Electoral map, gut-check, show Romney's chances getting better. My prediction now Romney 295-243

    Perhaps you've seen the public opinion polls that show Obama down by five points to challenger Mitt Romney. In 1980, Ronald Reagan was down by 14 points to Jimmy Carter at the same time, if memory serves. So for the incumbent to be down by five is pretty big news.
    Not much has changed since April 11, 2011, when I blogged that, For Obama, it's Ohio or bust in the next election, save that Obama is weaker than ever. I still think Ohio is key to the election, but Romney could still pull out a win by putting together some other combinations. For Obama, it's take Ohio or he's toast. I used the website for my predictions; it's a great tool for playing around with electoral college numbers.
    Here's some things to consider when you hear presidential polling numbers.
1. Current polls aren't screening for likely voters.
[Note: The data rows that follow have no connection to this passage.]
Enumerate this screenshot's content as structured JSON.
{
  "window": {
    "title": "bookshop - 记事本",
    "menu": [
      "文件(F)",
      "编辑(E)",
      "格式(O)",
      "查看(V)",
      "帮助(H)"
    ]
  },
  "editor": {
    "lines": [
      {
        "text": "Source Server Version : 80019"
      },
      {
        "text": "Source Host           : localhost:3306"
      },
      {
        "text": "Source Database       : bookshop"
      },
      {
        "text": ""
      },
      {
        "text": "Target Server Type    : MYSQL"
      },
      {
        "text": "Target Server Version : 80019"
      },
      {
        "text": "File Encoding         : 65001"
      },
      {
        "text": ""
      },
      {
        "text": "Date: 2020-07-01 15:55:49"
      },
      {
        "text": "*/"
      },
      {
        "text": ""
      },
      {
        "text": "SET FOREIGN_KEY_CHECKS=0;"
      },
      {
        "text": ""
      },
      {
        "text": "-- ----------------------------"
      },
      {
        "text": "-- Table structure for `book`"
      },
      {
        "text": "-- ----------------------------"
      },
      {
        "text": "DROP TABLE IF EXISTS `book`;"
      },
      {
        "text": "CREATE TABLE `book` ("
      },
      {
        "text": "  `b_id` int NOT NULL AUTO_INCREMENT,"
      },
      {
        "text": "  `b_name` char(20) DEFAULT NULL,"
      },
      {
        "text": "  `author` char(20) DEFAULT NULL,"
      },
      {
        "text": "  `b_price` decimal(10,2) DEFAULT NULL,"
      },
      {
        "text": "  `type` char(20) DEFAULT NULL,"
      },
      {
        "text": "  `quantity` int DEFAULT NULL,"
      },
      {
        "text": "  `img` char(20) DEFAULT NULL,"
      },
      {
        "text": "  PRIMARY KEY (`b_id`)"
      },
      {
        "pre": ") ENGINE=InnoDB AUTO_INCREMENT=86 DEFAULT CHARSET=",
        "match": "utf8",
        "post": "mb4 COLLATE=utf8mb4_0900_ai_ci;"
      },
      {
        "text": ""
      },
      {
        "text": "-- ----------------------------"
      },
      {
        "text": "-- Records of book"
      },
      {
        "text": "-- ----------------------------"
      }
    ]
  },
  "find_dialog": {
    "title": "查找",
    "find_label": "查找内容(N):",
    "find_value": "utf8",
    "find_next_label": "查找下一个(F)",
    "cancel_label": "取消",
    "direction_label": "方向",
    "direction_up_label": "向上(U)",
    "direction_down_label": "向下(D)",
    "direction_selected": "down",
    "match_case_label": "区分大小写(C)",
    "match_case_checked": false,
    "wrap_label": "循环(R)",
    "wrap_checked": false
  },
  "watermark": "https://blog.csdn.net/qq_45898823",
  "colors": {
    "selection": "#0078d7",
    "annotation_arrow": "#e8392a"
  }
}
When these screening questions go into effect, the GOP candidate generally jumps by about five points.

2. The last election was an anomaly, with GOP voters totally dispirited while many independent and Democrat voters considered Obama to be a deity. No more. Many liberals and independents are just as disgusted with Obama as conservatives were with George Bush, which will increase GOP voter participation. In fact, recent special elections (Wisconsin, Arizona) show GOP results outperforming public opinion polls by about five or six percent, the traditional pattern. So the general rule is that if you hear the Democrat and Republican are tied in the polls, it means the Republican will likely win.

3. In some states, about two percent of registered voters are non-citizens, based on the percentage of people dismissed from juries for being non-citizens (juries are selected from voter rolls). These non-citizens and illegal immigrants tend to vote Democratic, and Voter ID laws and efforts to remove them from the voter rolls, such as those in Florida, will benefit the GOP.

4. Historically the GOP has had a built-in advantage in having its nominating convention last. The public is more attuned to politics closer to the election, and the pageantry of the convention just boosts the GOP nominee. No reason to believe things will be different this year. In fact, things are a mess for the Democrat convention in North Carolina, while the GOP will likely benefit from having a successful convention in Florida.

    Polls are helpful, but at this point I don't trust them very much. For example, lots of polls are showing North Carolina as a toss-up state. Obama carried it in 2008 but I don't believe he has a chance this time around. Likewise Obama tends to have a poll lead in Virginia, but 2008 was the first time a Democrat had carried that state since 1964. Obama is a lot less popular today than in 2008, and I see no reason for Virginia not to return to form.
    So I use my gut-feeling test in combination with poll results, and my gut feeling is that Virginia, North Carolina, Colorado and Florida are all moving over to the GOP column from 2008, along with Indiana and Missouri.
    This gives Romney 257 votes and seven states from which to pick up the additional 13 electoral votes needed to get to 270. As things are going right now, that's not going to be a difficult task, but the winds of politics blow a different direction every day. It could get harder or it could get easier.
    But the states Romney has to choose from are Nevada, Iowa, Wisconsin, Michigan, Ohio, Pennsylvania, and New Hampshire. I see these as the real battleground states, although a few more will still require work to remain in the fold. My personal prediction is that Romney has a good chance to take Iowa, Wisconsin, Ohio and New Hampshire, giving him 295 electoral votes to 243 for Obama.
    Times change, predictions change, but that's mine as of today. But even though times change, my map doesn't look much different than it did in April, 2011. And Ohio still remains the state that will put Romney over the top and into the White House.